O tracklist é repleto de hits, praticamente um best of das três demos lançadas em fita K7. A ordem das faixas foi pensada como uma ópera protagonizada por um jovem idealista. Ao longo de 16 histórias hiperbólicas, as drogas, as paixões e a arte servem tanto para acentuar quanto para amenizar a melancolia e a dificuldade de adaptação a um mundo hostil. Inocente para alguns, pretensioso para outros, Colares criou uma obra que definia sua existência enquanto artista e ser humano no alto dos 23 anos. Um disco planejado, mesmo que inconscientemente, desde a infância e que alterou os rumos de sua vida adulta.

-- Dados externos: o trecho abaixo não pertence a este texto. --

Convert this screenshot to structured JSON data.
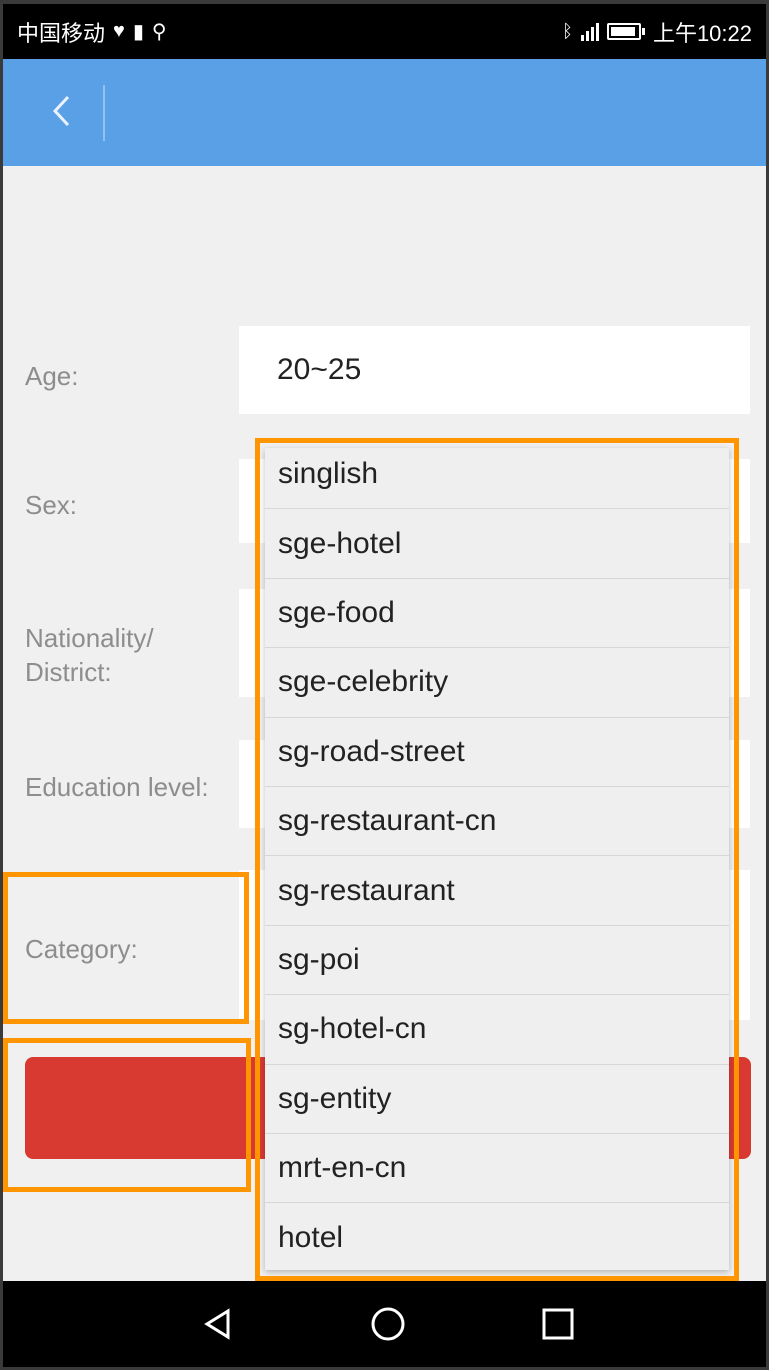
{
  "status_bar": {
    "carrier": "中国移动",
    "time": "上午10:22"
  },
  "header": {
    "back_icon": "chevron-left-icon"
  },
  "form": {
    "fields": [
      {
        "label": "Age:",
        "value": "20~25"
      },
      {
        "label": "Sex:",
        "value": ""
      },
      {
        "label": "Nationality/\nDistrict:",
        "value": ""
      },
      {
        "label": "Education level:",
        "value": ""
      },
      {
        "label": "Category:",
        "value": ""
      }
    ],
    "submit_color": "#d83a32"
  },
  "dropdown": {
    "options": [
      "singlish",
      "sge-hotel",
      "sge-food",
      "sge-celebrity",
      "sg-road-street",
      "sg-restaurant-cn",
      "sg-restaurant",
      "sg-poi",
      "sg-hotel-cn",
      "sg-entity",
      "mrt-en-cn",
      "hotel"
    ]
  },
  "nav_bar": {
    "icons": [
      "back-triangle-icon",
      "home-circle-icon",
      "recents-square-icon"
    ]
  },
  "colors": {
    "header": "#5aa0e6",
    "highlight": "#ff9500"
  }
}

Imerso em temas universais, um dos maiores letristas do rock brasileiro cantado em inglês evoluiu ao longo da discografia. Ainda assim, suas primeiras composições continuam sendo as mais cantadas pelos fãs que têm transformado os raros shows num improvável karaokê do underground. Pela capacidade de simplificar aspectos essenciais de suas influências em canções irretocáveis, seria justo que o Cigarettes fosse reconhecido como o Ramones do indie rock. Bingo ainda reverbera não por nostalgia dos que vivenciaram aquela cena, e sim porque todos que escutam esses refrões não se esquecem das melodias.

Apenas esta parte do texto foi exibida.